Appreciate your promptness =). You're obviously on a different timezone, so just ignore these messages until you've got time. Apologies if they're waking you up with a notification.

The following seems to work, but may not be the correct fix.

io.py

def write_response(obj, return_string=True):
    <snip>
    #serialization["content"] = obj.content
    serialization["content"] = requests.utils.get_unicode_from_response(obj)
    <snip>

From the requests API docs http://docs.python-requests.org/en/latest/api/

requests.utils.get_unicode_from_response(r)
Returns the requested content back in unicode.

Parameters: r – Response object to get unicode content from.
Tried:

charset from content-type
every encodings from <meta ... charset=XXX>
fall back and replace all unicode characters

If it's not appropriate, I can perform the serialisation myself. Should just be a matter of    * pasing False for the 'return_string' parameter of write_response(...).    * replacing the 'content' value with the one returned by the above function    * json'ing the value

Edit: It seems however, that once deserialise the json and try and access the 'text' attribute, it causes an exception.

  File "... /lib/python2.7/site-packages/requests/models.py", line 633, in text
    content = str(self.content, errors='replace')
TypeError: decoding Unicode is not supported
sigmavirus24 commented 11 years ago

So one way around this (that I have been experimenting with in Betamax) is turning everything into base64 encoded text and using that for serialization. It isn't fool proof but it might be more reliable than just serializing the Unicode content.

Aside from this, @kanzure don't blame yourself for Python's string/Unicode API being awful and hard to use properly. 90% of us struggle with the same issues.

sigmavirus24 commented 11 years ago

@kanzure this may be of interest to you.

@adamlwgriffiths you may be interested but it's a different tool (albeit related) and might give you a way to send an easy PR.

adamlwgriffiths commented 11 years ago

Interesting points. This would adversely affect the readability of serialised objects, I'm not sure if that's an issue.

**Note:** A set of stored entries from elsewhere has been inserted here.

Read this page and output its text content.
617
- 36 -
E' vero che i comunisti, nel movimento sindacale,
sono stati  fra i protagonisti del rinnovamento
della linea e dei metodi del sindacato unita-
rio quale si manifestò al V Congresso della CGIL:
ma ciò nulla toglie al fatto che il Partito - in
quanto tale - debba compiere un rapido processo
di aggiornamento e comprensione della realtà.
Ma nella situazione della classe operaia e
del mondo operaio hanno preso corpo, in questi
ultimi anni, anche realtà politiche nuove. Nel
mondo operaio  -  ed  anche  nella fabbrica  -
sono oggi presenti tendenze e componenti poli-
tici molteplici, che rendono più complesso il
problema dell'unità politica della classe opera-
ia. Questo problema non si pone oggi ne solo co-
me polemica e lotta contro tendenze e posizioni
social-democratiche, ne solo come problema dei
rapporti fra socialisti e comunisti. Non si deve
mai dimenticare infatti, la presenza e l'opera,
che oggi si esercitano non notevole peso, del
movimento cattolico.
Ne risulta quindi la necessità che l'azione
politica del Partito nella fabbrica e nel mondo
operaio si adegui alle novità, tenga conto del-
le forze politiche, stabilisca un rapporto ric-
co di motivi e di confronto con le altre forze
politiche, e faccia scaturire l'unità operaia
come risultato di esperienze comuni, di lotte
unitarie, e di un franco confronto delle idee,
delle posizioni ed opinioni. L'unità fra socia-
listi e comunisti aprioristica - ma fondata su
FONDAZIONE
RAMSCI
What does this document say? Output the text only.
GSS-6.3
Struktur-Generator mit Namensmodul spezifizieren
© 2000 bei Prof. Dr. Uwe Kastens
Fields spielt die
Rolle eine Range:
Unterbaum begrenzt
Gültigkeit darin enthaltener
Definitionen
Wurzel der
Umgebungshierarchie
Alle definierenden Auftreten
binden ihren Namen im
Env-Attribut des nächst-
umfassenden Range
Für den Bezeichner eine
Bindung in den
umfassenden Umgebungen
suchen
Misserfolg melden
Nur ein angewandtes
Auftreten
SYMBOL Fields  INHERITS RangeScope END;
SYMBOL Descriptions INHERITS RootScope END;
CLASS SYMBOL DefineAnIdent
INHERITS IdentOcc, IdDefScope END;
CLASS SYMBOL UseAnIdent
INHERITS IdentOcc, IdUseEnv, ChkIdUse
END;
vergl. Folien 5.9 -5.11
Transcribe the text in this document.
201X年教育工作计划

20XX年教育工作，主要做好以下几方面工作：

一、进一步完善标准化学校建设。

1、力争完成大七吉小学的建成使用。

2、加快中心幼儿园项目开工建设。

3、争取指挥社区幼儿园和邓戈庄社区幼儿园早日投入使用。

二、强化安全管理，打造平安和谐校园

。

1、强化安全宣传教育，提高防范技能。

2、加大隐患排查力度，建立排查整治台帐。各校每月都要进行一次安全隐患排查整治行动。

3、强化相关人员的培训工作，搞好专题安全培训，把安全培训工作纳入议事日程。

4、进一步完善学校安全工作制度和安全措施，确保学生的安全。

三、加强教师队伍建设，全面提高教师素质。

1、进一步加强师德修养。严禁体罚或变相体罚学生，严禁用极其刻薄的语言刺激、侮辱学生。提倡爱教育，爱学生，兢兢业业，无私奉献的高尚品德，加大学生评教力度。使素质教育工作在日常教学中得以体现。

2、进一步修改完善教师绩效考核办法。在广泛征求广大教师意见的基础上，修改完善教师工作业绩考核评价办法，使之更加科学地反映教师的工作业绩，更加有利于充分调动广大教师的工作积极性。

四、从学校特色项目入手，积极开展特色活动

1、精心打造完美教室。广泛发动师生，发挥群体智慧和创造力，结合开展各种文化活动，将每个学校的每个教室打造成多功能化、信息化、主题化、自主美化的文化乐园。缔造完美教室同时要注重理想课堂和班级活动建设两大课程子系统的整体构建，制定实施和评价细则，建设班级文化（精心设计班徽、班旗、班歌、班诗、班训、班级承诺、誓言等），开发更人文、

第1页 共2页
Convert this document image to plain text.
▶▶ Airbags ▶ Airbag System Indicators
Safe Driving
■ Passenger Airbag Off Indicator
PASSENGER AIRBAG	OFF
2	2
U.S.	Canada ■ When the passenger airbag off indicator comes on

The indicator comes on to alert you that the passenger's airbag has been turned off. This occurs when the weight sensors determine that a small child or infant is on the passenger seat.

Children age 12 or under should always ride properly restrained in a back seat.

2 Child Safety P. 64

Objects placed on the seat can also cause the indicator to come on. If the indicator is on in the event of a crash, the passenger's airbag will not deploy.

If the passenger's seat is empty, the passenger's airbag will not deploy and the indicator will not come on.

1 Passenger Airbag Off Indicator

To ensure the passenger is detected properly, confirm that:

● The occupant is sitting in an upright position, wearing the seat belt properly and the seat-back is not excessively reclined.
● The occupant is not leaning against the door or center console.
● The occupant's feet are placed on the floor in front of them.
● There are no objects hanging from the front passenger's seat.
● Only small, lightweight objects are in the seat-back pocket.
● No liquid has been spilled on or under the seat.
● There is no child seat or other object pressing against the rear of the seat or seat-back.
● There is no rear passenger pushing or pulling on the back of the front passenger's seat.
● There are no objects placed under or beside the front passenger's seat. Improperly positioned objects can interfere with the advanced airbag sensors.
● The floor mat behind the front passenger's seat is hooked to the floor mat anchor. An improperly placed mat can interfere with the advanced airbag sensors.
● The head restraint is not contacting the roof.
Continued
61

It seems this is a pretty common issue. I just tried 'jsonpickle', and it triggers the same exception with this data. =/

adamlwgriffiths commented 11 years ago

At least the response.encoding is correct.

ISO-8859-1

https://en.wikipedia.org/wiki/ISO/IEC_8859-1 Wikipedia that 0xe9 in ISO-8859-1 is definitely e-acute (https://en.wikipedia.org/wiki/%C3%89).

The problem is that json is assuming utf-8. The response.encoding needs to be used (I think).

json.dumps(obj, encoding=response.encoding)

The problem with this is that json.loads requires the encoding to be passed in also. This also presents a problem as you need to know the encoding to de-serialise the response at a later time. Which is not very 'just works'.

The other possible method would be to drop the non-utf8 characters.

response.text.encode('utf-8', errors='ignore')

But then you'll cause problems with serialising pages in non-utf8 encodings.

I'm not sure what the proper fix is.

adamlwgriffiths commented 11 years ago

I've changed the flow of my code so this is no longer an issue for me.

I'm not sure how you'd fix it cleanly because I think you need the encoding at both serialisation and deserialisation time, which would change your API and cause a lot of issues.